Make no mistake, the Infiniti G37 Convertible is a great car and represents a credible challenge to the German establishment. We don’t think the styling is quite as cute as Infiniti claims – it echoes the odd-looking Lexus SC430 from some angles – but it is distinctive and different enough to create a stir and make luxury cabrio buyers think twice before buying. The good news is that it backs up its cool looks with real ability, in terms of performance, kit, comfort and refinement. It’s a breath of fresh air in every sense of the phrase.
This is the car that’s aiming to lure cabrio-loving Brits out of their BMW 3-Series Convertibles and Mercedes CLKs.
The Infiniti G37 Convertible is the latest in the line-up for Nissan’s luxury arm. It’s based on the existing coupé, which is already well established in the US and has recently arrived in Europe.
The G37 uses a folding hard-top that retracts in only 25 seconds and into three sections, rather than the usual two. This means shorter A-pillars, which gives the car an airier open-top experience and a neater rear.
It shares the coupé’s 316bhp 3.7-litre V6 – a mildly detuned version of the Nissan 370Z’s engine – and will be available with the same choice of manual or seven-speed auto boxes.
The rear suspension has been modified to cope with the extra weight from the roof, and the track increased to improve handling. Options include smart 19-inch alloys and a Bose sound system that has been specially tuned for the cabrio.
The G37 Convertible is built on a stretched Nissan 350Z platform, but its character is very different to the sports car’s.

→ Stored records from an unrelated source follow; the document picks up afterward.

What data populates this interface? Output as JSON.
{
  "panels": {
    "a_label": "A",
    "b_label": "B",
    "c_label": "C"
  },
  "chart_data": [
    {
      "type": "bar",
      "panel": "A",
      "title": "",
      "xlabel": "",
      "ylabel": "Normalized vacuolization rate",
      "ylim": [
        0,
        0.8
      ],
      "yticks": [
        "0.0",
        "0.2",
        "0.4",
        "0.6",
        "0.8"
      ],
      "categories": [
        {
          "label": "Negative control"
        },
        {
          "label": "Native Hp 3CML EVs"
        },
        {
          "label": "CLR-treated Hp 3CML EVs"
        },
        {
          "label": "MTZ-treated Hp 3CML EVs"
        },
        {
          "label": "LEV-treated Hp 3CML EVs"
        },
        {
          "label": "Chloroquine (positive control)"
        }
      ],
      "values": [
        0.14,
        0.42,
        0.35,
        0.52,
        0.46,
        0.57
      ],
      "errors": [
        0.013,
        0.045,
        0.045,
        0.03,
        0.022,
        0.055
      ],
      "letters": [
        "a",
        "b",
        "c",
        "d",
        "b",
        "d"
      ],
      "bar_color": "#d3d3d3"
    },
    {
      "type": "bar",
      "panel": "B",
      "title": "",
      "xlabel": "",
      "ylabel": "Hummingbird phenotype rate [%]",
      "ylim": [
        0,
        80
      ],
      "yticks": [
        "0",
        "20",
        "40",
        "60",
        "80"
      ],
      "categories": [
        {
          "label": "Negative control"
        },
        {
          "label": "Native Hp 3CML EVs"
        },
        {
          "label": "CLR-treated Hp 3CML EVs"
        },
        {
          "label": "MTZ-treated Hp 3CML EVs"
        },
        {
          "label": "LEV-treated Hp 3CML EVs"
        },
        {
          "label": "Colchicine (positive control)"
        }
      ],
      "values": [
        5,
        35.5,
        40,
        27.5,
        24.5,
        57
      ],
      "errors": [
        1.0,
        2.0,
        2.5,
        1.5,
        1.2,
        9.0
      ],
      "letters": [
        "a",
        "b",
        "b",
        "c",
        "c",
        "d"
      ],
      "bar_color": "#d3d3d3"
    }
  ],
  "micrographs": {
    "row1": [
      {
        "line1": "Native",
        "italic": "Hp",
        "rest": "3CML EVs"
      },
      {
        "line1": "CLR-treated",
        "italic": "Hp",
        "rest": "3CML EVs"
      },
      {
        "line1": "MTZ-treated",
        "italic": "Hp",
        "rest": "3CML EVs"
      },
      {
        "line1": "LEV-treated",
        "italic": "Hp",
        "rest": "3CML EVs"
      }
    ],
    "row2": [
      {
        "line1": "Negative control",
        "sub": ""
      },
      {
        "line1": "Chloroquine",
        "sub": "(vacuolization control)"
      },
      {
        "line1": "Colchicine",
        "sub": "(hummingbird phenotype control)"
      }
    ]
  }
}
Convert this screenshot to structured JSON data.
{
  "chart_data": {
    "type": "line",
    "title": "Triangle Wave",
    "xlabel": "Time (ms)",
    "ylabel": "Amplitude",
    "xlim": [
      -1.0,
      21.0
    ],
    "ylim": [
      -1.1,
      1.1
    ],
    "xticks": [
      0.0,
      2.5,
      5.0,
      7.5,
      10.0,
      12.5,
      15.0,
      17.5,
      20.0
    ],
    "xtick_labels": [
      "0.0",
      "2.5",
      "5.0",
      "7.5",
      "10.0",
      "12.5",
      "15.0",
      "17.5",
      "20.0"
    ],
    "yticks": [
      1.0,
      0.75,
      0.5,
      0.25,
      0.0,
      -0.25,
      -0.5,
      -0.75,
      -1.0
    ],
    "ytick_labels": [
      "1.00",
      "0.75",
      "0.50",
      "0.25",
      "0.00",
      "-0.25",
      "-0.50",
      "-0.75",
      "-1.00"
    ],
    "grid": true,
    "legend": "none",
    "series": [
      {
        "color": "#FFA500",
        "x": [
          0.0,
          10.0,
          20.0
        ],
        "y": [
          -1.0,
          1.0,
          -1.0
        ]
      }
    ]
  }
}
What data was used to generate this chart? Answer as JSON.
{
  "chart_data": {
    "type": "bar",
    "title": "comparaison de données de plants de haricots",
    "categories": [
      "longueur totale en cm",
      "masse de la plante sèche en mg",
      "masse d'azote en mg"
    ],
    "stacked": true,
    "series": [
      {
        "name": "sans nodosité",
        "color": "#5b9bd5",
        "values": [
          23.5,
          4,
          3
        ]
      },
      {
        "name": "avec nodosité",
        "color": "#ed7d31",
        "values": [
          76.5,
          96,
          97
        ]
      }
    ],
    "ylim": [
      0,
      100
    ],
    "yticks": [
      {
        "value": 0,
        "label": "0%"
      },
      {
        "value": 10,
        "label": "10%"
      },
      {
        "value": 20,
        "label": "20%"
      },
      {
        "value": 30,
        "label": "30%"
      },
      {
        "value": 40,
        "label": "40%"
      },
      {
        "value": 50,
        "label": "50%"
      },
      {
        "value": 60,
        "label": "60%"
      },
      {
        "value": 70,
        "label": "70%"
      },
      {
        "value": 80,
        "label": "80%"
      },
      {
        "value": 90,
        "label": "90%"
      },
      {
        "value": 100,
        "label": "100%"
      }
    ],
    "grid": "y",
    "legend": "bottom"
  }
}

The sharp edges have been buffed away to leave a more comfortable machine, but one that still offers muscular V6 power with rear-wheel-drive attitude by the bucketload.
Its softer nature is better suited to the smooth seven-speed auto than the crude six-speed manual and, on standard 18-inch alloys, the balance between grip and a supple ride is excellent. Expect a bit of scuttle shake, though.
Less appealing is the fact that the boot shrinks to a minimal 70 litres with the roof down, rear legroom is modest and the cabin plastics aren’t up to German standards. High CO2 emissions put it firmly in the top road tax band, too.
Infiniti isn’t planning to take the UK by storm with the G37, seeing it as an alternative to mainstream models. It’s stylish and fun to drive though, so it really deserves to succeed.
Rival: BMW 335i Convertible AT £38,035 the BMW is almost identically priced, but Infiniti says you would have to spend another £11,000 to bring it up to the same spec. There’s less power, but the refined 3-Series is torquier and sportier to drive.